2. Exercise and Meditate
Another thing we take for granted is exercise. COVID-19 has shut down many gyms and exercise facilities around the country, but simple activities like walking, swimming, dancing and jumping rope can help boost your mood as well as keep the extra weight off. Meditating for 10-15 minutes a day is a great way to decrease stress as well as increasing mental focus.
3. Take Breaks While At Work
Yes, healthcare providers have a tendency of sometimes working straight through their shifts without taking any breaks. Breaks are crucial and, in many states, legally mandated for all healthcare providers. Make yourself a priority during your busy day and take a power nap or go for a walk. Make a point to get off all electronics for at least 10-15 minutes and regroup with yourself and get grounded. You’ll feel more energized and empowered to finish your day.
4. Phone A Friend
Technology has made communicating easy yet complex. Many of us quickly resort to texting when we want to communicate. But hearing someone’s voice and connecting with someone on the phone or through facetime, who will let you just vent while they simply listen can do volumes for your mental health.
When working in high stress environments, designating a friend who understands that sometimes you just need to vent and let the emotions out is key. Perhaps have a couple of designated friends that understand that you need to do this. If they are unavailable, sometimes just going to your local coffee shop, or supermarket and engaging in idle chit chat with another human being will also help. Many apps are available for mental health support as well as in person mental healthcare providers who can help you navigate through difficult situations.
5. Becoming Conscious Of Your World And Environment
It’s always best to be as conscious and aware of your present state as possible. When things get rough and or chaotic it’s a good practice to take stock of how much you have achieved in your life. Take a pause, be conscious of your surroundings, the present moment, and take a deep breath. Finding a creative outlet like painting, coloring, writing, playing music and or dancing can also help uplift your mood and disconnect from your work life.

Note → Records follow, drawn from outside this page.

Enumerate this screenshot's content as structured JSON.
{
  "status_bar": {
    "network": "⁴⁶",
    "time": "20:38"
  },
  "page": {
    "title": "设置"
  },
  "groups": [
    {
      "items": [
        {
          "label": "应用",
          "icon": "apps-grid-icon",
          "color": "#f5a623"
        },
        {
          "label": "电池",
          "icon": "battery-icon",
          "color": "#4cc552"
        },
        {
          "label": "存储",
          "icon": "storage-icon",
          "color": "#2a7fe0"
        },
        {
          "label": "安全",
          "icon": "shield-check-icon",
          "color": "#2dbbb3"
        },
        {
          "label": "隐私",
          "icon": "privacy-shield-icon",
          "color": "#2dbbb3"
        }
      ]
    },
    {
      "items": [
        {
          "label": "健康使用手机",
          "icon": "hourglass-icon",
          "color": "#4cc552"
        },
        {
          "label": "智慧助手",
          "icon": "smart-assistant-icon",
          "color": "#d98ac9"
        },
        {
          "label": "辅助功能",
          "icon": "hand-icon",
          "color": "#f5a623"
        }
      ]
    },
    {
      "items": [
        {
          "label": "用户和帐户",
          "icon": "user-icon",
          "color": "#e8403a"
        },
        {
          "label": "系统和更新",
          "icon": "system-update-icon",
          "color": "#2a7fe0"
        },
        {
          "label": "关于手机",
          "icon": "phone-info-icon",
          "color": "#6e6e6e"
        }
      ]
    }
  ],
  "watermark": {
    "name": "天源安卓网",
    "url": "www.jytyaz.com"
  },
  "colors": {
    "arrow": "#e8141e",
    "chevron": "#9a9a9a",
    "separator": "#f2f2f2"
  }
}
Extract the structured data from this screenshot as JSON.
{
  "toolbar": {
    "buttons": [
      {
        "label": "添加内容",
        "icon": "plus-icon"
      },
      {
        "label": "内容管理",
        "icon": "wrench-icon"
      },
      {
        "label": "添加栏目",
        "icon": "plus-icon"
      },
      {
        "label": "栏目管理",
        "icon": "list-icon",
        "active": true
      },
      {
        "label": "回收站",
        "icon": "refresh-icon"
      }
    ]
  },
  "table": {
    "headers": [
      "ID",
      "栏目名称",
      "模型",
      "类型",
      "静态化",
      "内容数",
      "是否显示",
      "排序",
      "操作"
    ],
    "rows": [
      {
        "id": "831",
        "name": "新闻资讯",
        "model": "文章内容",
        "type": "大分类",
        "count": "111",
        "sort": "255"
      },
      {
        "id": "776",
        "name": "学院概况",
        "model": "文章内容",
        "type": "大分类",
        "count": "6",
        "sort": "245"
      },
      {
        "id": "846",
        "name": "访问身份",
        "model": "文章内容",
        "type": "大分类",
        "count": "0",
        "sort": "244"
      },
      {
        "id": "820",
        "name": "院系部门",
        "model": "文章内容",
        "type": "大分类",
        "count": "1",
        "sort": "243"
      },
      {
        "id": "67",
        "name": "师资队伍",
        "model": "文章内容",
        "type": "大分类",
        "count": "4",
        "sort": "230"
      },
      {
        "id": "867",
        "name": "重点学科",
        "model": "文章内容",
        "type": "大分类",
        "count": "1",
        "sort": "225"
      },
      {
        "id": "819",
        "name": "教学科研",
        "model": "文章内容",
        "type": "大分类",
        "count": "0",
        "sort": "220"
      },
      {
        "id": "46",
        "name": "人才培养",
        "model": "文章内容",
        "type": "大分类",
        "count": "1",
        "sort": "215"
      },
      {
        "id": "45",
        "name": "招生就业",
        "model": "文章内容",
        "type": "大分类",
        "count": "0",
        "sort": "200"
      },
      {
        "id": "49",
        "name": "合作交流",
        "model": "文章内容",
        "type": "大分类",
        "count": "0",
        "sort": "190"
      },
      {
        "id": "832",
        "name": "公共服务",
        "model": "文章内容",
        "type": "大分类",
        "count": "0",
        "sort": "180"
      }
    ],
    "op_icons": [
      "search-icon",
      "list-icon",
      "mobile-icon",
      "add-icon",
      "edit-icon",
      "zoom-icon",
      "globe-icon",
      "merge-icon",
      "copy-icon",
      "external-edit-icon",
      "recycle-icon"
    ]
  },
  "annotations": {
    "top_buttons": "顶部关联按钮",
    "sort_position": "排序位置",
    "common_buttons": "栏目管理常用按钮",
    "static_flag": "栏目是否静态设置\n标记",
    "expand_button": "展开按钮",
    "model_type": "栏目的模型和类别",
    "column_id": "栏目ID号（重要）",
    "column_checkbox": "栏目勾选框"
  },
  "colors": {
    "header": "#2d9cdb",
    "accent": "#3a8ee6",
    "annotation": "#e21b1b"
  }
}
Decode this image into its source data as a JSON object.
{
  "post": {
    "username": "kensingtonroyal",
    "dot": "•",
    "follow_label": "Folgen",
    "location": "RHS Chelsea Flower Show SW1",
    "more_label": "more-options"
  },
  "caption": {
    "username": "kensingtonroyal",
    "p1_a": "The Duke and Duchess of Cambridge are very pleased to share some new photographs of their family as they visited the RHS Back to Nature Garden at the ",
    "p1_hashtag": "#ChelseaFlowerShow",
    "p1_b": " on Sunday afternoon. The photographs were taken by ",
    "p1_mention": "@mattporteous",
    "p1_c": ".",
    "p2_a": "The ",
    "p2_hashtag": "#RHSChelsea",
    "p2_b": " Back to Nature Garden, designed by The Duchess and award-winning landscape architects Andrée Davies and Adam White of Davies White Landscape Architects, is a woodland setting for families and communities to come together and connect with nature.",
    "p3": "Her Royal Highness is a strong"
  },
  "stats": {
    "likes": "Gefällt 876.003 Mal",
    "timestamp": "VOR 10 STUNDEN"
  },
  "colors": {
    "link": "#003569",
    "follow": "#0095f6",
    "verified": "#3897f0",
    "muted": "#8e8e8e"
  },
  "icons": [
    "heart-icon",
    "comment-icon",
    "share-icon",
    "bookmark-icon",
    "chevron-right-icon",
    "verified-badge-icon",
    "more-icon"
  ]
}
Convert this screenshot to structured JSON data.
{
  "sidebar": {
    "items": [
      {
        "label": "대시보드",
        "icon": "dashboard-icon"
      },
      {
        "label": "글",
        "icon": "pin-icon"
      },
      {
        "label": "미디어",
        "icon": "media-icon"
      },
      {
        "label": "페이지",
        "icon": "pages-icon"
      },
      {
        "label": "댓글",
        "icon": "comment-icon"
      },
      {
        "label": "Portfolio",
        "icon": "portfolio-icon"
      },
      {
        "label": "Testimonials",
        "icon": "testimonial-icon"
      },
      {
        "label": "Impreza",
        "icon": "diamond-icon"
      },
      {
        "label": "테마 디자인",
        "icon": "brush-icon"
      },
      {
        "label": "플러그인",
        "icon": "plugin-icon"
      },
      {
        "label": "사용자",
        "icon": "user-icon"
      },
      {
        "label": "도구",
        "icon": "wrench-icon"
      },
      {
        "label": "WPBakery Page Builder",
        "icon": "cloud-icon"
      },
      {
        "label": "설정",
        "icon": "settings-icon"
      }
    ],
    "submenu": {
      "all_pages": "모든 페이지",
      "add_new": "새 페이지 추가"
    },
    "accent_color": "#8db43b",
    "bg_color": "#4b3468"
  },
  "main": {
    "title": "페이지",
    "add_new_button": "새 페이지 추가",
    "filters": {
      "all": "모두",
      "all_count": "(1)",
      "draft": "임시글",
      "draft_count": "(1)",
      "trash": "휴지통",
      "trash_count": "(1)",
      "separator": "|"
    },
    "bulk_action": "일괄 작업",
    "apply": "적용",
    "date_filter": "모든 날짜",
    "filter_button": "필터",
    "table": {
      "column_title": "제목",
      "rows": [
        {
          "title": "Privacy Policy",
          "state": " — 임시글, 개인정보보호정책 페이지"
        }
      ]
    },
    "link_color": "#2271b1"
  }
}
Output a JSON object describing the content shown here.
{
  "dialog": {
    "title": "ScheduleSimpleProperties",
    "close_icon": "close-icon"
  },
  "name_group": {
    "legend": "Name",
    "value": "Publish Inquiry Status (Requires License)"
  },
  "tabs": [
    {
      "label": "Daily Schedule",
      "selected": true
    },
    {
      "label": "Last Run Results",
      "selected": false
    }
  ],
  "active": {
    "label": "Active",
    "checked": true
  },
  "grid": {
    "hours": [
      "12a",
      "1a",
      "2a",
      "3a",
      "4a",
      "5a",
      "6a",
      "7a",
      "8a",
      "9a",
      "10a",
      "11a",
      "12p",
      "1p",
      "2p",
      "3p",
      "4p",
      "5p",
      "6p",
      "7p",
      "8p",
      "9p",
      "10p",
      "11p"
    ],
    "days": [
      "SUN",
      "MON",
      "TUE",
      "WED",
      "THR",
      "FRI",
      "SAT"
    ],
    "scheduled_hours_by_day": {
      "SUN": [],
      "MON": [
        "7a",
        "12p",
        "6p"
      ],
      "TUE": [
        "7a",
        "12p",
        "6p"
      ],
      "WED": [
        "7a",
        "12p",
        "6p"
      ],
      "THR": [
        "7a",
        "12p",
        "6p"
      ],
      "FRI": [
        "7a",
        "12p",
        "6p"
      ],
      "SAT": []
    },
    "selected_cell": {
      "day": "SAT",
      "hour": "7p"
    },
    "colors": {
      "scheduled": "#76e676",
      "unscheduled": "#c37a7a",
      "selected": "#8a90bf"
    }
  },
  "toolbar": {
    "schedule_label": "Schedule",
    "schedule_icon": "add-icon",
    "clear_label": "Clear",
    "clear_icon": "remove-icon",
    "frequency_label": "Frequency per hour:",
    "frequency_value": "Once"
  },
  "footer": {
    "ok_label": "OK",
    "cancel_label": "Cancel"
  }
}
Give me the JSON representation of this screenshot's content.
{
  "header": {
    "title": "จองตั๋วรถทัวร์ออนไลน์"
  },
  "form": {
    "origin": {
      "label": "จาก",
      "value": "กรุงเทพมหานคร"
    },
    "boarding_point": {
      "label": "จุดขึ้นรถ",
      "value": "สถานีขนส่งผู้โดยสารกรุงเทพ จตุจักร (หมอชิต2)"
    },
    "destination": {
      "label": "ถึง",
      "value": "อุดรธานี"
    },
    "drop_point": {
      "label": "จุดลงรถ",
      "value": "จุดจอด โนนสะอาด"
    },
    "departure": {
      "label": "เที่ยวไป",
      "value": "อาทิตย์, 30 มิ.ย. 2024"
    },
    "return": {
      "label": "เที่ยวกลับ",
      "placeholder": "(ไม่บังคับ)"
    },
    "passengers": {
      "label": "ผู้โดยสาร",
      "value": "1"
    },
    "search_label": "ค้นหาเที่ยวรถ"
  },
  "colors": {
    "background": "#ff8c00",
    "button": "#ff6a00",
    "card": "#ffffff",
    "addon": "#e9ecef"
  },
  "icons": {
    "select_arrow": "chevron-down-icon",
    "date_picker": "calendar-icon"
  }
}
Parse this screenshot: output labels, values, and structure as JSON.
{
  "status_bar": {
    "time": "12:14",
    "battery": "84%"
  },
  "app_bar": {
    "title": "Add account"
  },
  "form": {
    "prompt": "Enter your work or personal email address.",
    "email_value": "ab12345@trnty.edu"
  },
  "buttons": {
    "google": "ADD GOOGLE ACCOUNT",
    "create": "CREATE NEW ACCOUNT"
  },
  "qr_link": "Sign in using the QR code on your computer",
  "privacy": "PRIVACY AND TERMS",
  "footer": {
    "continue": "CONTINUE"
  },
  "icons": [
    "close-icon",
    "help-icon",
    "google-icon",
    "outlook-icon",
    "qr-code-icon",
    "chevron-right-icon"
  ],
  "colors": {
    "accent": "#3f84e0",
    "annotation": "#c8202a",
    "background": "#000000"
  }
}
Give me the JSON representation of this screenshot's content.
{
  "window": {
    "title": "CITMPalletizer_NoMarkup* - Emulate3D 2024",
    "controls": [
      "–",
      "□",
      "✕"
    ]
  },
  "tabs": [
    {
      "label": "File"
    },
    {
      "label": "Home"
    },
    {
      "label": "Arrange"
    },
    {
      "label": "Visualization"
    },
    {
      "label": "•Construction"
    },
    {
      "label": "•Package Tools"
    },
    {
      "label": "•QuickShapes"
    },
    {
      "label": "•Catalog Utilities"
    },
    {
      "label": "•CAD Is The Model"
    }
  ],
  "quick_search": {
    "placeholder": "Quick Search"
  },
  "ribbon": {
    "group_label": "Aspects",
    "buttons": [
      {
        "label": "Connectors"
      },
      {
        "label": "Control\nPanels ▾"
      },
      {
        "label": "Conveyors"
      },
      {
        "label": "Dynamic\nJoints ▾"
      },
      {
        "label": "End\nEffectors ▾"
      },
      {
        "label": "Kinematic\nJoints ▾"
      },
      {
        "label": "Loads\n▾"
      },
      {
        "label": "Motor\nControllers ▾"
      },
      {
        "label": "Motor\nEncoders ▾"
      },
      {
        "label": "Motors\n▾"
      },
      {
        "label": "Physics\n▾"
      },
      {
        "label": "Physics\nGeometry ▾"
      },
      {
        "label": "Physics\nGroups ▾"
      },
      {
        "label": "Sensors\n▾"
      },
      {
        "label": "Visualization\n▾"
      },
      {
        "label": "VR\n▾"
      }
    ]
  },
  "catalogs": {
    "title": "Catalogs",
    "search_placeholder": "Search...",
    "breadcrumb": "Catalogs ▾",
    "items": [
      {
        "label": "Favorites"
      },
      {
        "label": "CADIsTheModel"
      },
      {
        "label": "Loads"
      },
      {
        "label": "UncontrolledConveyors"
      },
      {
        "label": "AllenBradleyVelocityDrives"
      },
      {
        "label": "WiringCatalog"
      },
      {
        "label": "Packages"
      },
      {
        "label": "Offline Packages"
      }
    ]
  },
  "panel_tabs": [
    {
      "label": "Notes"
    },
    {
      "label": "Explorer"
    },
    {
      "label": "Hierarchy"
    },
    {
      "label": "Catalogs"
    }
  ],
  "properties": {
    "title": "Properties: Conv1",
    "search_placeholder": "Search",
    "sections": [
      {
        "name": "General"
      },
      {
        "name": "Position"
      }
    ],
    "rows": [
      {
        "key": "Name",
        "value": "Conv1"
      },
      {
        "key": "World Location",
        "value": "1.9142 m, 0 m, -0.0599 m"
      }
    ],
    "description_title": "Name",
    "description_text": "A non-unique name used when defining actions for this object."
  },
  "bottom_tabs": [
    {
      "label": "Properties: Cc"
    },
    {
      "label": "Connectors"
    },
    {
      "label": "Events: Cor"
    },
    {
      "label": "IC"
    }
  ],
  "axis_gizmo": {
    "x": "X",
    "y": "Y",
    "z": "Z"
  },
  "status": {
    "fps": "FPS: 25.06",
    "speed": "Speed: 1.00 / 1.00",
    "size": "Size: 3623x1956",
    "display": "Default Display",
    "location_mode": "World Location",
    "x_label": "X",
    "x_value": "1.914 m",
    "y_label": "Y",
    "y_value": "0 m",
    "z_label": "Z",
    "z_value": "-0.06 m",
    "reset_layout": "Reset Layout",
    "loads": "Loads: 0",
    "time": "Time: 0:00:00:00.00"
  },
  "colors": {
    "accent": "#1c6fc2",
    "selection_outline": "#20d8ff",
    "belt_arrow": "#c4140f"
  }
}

We as humans have the ability to shift our moods and create our environments. Like Viktor Frankel wrote in ‘Mans Search For Meaning’ “Everything can be taken from a man but one thing: the last of the human freedoms—to choose one’s attitude in any given set of circumstances, to choose one’s own way.” You are the master of your universe and in charge of your own health and wellbeing. It’s up to you to focus on what keeps you healthy and able to function at your highest capacity. After all, your health is in your wealth!
If you are someone you love is thinking about committing suicide, please call the National Suicide Prevention Hotline for help 1-800-273-8255.